Dealing With Decking

With federal rules changing, it's time to rethink decking materials.

By Michael Haigley

If you haven't heard, let me clue you in: Using the most popular pressure-treated lumber that resists insects and rot will soon be against the law. So if you're thinking about adding a deck, consider these choices.

Finish your deck by year's end. The federal rules prohibiting wood products treated with chromated copper arsenate (CCA) go into effect January 1, 2004. If you believe you can install CCA-treated wood safely, you have months to get the job done.

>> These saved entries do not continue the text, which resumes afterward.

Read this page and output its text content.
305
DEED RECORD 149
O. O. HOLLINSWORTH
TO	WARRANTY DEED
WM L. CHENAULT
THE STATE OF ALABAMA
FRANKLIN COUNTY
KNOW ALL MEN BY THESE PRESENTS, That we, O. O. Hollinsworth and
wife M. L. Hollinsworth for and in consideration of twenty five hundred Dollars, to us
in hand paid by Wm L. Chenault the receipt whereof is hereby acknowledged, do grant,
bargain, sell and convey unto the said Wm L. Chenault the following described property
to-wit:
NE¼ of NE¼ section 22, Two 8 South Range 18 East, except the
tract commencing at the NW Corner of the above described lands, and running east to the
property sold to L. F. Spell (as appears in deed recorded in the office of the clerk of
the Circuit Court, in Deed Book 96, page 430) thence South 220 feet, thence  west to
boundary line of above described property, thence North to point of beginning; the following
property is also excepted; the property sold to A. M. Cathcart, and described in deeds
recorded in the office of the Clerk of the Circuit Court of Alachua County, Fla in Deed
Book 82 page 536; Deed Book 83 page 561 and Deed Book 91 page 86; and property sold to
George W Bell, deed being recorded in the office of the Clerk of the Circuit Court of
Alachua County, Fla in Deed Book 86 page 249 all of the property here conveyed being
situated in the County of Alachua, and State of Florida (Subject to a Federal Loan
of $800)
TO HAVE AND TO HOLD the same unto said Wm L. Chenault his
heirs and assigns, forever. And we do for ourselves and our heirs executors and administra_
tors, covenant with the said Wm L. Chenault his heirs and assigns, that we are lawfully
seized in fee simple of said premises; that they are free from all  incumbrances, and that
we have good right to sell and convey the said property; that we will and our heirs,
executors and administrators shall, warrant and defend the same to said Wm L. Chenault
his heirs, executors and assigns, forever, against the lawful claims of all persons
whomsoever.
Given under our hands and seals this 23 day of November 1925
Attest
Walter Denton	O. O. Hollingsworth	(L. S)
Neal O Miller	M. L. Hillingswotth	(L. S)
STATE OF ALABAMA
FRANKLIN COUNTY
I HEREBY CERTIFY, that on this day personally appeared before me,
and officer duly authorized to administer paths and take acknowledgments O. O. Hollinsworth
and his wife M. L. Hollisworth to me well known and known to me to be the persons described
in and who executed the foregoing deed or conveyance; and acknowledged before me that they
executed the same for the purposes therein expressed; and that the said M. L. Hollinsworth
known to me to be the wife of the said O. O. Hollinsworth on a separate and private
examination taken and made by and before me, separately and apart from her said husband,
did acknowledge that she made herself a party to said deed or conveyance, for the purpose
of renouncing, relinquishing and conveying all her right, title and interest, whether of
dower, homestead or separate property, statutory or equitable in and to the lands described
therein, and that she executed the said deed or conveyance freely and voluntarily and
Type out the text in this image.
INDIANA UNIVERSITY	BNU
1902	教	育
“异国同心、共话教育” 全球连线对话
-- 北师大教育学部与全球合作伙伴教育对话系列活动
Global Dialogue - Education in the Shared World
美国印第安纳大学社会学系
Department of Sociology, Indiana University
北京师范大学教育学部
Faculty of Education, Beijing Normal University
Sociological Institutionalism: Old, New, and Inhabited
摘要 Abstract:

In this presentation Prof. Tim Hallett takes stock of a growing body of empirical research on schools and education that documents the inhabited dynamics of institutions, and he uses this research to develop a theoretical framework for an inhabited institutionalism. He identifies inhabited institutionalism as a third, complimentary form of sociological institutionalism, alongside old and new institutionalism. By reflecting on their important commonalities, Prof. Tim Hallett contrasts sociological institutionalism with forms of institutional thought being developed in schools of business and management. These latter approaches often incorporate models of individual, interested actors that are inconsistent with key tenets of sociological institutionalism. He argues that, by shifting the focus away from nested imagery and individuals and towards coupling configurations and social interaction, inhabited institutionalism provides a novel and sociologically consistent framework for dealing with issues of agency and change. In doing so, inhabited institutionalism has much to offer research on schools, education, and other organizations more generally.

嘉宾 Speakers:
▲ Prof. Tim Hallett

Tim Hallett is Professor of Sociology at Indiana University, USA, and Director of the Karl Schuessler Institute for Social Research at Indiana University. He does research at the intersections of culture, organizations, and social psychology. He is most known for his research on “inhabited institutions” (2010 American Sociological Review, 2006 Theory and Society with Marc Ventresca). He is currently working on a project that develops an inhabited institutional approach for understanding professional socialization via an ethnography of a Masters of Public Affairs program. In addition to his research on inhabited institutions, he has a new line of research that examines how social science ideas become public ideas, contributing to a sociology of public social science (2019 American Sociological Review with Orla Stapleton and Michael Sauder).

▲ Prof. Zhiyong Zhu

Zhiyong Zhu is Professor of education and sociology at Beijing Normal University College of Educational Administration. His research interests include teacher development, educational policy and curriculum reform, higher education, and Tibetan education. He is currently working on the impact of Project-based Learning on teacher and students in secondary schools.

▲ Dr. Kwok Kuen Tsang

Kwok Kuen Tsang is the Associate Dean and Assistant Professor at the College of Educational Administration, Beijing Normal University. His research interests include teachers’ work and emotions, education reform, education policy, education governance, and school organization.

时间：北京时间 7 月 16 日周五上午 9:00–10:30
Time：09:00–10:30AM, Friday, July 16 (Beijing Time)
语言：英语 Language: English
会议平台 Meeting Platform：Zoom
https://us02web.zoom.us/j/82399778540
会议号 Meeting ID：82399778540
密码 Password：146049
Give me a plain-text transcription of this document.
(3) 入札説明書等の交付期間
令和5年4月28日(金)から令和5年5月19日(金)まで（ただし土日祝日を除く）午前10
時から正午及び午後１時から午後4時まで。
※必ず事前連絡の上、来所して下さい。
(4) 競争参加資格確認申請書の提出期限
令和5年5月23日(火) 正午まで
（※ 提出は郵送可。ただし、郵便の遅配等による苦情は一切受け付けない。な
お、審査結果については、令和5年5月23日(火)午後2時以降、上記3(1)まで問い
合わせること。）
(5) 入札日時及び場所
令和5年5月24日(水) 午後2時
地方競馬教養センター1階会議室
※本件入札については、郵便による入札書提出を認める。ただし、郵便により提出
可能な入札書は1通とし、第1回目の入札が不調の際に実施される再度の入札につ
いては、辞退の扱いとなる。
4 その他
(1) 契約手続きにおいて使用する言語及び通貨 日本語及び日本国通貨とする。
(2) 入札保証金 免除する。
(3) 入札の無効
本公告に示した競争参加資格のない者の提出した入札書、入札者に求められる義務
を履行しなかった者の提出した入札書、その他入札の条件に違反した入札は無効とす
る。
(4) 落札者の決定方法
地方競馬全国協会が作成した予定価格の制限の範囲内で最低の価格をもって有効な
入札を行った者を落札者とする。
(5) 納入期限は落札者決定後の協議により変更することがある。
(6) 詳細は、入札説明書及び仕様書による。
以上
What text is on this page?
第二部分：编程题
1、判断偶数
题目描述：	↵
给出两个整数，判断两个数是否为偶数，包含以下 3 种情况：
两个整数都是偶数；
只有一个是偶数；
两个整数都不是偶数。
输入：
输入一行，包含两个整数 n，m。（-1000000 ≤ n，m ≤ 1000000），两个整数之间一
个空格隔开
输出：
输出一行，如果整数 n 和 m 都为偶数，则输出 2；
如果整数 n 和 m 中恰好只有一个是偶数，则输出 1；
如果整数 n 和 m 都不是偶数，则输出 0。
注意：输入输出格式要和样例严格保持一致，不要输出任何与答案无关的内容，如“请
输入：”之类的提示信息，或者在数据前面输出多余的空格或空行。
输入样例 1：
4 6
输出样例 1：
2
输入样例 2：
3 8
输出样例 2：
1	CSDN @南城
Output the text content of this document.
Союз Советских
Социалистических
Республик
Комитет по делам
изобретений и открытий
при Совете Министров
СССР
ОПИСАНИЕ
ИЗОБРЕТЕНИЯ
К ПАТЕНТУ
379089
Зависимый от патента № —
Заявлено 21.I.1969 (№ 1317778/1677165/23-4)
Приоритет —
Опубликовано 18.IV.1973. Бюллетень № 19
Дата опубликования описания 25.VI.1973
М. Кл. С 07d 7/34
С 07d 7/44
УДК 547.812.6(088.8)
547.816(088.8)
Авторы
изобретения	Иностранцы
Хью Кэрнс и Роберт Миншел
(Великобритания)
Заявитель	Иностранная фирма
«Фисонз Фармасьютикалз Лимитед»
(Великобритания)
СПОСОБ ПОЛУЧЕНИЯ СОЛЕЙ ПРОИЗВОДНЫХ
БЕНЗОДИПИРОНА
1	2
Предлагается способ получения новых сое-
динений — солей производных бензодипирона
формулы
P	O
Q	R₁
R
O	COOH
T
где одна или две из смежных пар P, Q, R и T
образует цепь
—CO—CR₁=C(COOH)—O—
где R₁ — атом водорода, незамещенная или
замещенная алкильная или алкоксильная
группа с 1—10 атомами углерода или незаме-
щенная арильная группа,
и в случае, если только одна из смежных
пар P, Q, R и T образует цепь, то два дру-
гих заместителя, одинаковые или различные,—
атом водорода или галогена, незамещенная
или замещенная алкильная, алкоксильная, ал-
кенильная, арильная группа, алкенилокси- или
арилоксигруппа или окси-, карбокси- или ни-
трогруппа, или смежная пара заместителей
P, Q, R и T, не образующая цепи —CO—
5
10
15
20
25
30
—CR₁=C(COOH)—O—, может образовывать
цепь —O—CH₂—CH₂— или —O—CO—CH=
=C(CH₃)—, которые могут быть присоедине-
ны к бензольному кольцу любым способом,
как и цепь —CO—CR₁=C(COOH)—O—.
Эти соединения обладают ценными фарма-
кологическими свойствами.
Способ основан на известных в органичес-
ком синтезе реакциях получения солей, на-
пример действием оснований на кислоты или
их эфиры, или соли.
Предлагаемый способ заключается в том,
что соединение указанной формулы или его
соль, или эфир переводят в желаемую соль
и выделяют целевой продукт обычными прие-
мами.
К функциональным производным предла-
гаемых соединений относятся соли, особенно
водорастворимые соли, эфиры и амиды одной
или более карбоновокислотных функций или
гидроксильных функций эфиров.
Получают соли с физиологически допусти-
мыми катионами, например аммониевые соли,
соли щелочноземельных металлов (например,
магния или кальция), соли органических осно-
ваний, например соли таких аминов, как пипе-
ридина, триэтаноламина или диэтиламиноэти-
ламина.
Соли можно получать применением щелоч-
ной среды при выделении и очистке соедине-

What constitutes safe use? While cutting and sanding CCA-treated wood, wear a dust mask, goggles, and gloves. Never burn or mulch it. And if your hands come in direct contact with it, wash thoroughly before eating. That goes especially for kids who play on CCA-treated playground equipment.

Use wood treated by newer, safer methods. As soon as the Environmental Protection Agency started talking about banning CCA-treated wood, companies began working on replacement processes. New products from the most familiar names in pressure-treated wood have popped up on the market. They are safer, friendlier to the environment, and-guess what-more expensive.

Some in the industry say the new processes cost more because they require more time and/or more of the treatment compounds to do the same job as CCA. Cynics, of course, say it costs more because companies can charge more without jeopardizing their niche at the market's more affordable end.

Go for naturally resistant exotics, such as mahogany. They're pricey but beautiful. The tightly grained woods remain smooth to bare feet. And endurance? In 30 years, I've never had to replace one mahogany plank.

Remember, you're buying only what you see. Builders assemble joists, stringers, and the rest of the understructure out of pressure-treated stock or cedar.

Choose synthetic composites. Manufactured from recycled wood or some synthetic materials, these products sidestep many of wood's vulnerabilities. They perform especially well in decks and boardwalks under intense sun that can warp wooden planking. Composites hold their shape and don't splinter, and they can last for decades with zero attention.

The drawback? Big initial investment. As with exotic woods, you won't need the high-priced material where you can't see it. But synthetic planks can't safely span the same distances as wood, so you'll probably give back some savings in understructure by having to build more of it. The value of composites is in the long haul, because costs end with installation. These structures will perform reliably without additional costs long after wood needs replacing.

In the end, consider your budget, how you want your deck to look, and the time you plan to care for it.